At 9.30 p.m. the day the movie released, you had "Jaaneman" versus "Don" on Times Now, Sanjay Dutt on his life on NDTV, Interviews with "Jaaneman's" lead stars on CNN-IBN, "Don" on Headlines Today, "Jaaneman" on Aaj Tak, Khan vs. Khan on Star News, and Which is the Bigger Khan on Zee News. That's called choice. Two hours earlier, on all of the above, you would have found cricket.
And in between everybody behaved as if they had just discovered Deepavali. Join Us, For the Great Indian Shopping Experience. Indians apparently now have money. Eighty three thousand millionaires, and counting. And like the rich everywhere, their problems are different. Where will you leave your pooches when you go away for Deepavali? We'll tell you about a dog resort. What does a diabetic do at Deepavali? We'll tell you about the sugar free options. Some party pooper would say all that splurging was disgusting in a poor country. So on NDTV they were worrying about the rich being unfairly targeted. And kindly offering ways to assuage your conscience. "Here's how you can contribute to help farmers in U.P. It's going to be a dark Deepavali for them." The solicitousness continued after Deepavali had come and gone. Then it was "Fighting Deepavali Blues". Tips for warding off Deepavali fatigue, on a news bulletin, no less.
Would it reduce the blood pressure of old-time hacks watching all this if one were to modify their nomenclature and call them lifestyle channels? Because then it's perfectly alright for Star Lifestyle News to bring us a special on the Star Plus bahus going Deepavali shopping. Or for Lifestyle Today to serve up at 9 p.m. its sex special on "What Men Want" (I'll spare you the gory details). Or for Zee Lifestyle to present the cricketers as gladiators with a Roman arena for a backdrop. Or for Star Lifestyle News to run an sms poll on whom the readers think Preity Zinta should plump for in the film "Jaaneman": Salman Khan or Akshay Kumar? None of the above would then seem quite so bizarre.
New methods
Playing alongside the great news transformation is the debate over sting journalism, newly revived by the U.P. legislature's summons to Rajdeep Sardesai of CNN-IBN. Stings are in fact part of the news transformation, turning journalists into investigators armed with the tools and ethics of the modern detective trade.

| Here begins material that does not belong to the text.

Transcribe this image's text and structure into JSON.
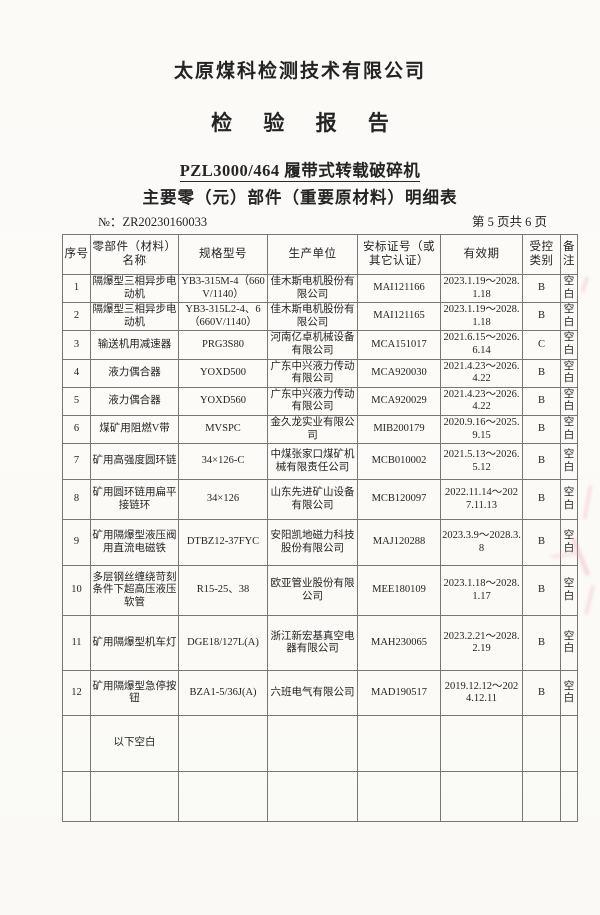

How would you have nailed a minister abetting drug runners in the old days, the TV expose that has irked the U.P. assembly? By despatching a reporter to crack the story and take photographs where possible. Naming names would still have resulted in a furore in the assembly, including charges of a breach of privilege. Arun Shourie notched up a notice a year in the Rajya Sabha in 1981 and 1982 for such breach. He did not use entrapment. He used files and photographs to nail ministers at the Centre or State.
Don't be fooled by Tarun Tejpal's gush in the Hindustan Times: "For the first time in decades, there has appeared an independent deterrent to wrongdoing in public. The sting." What entrapment does get you is that image of someone taking wads of notes, which can be played seamlessly over and over again to a bored middle class with attention deficit disorder. And ratings to show the advertiser. Ask Rajat Sharma, who used stings to establish a channel nobody had heard of and who gleefully admits as much today.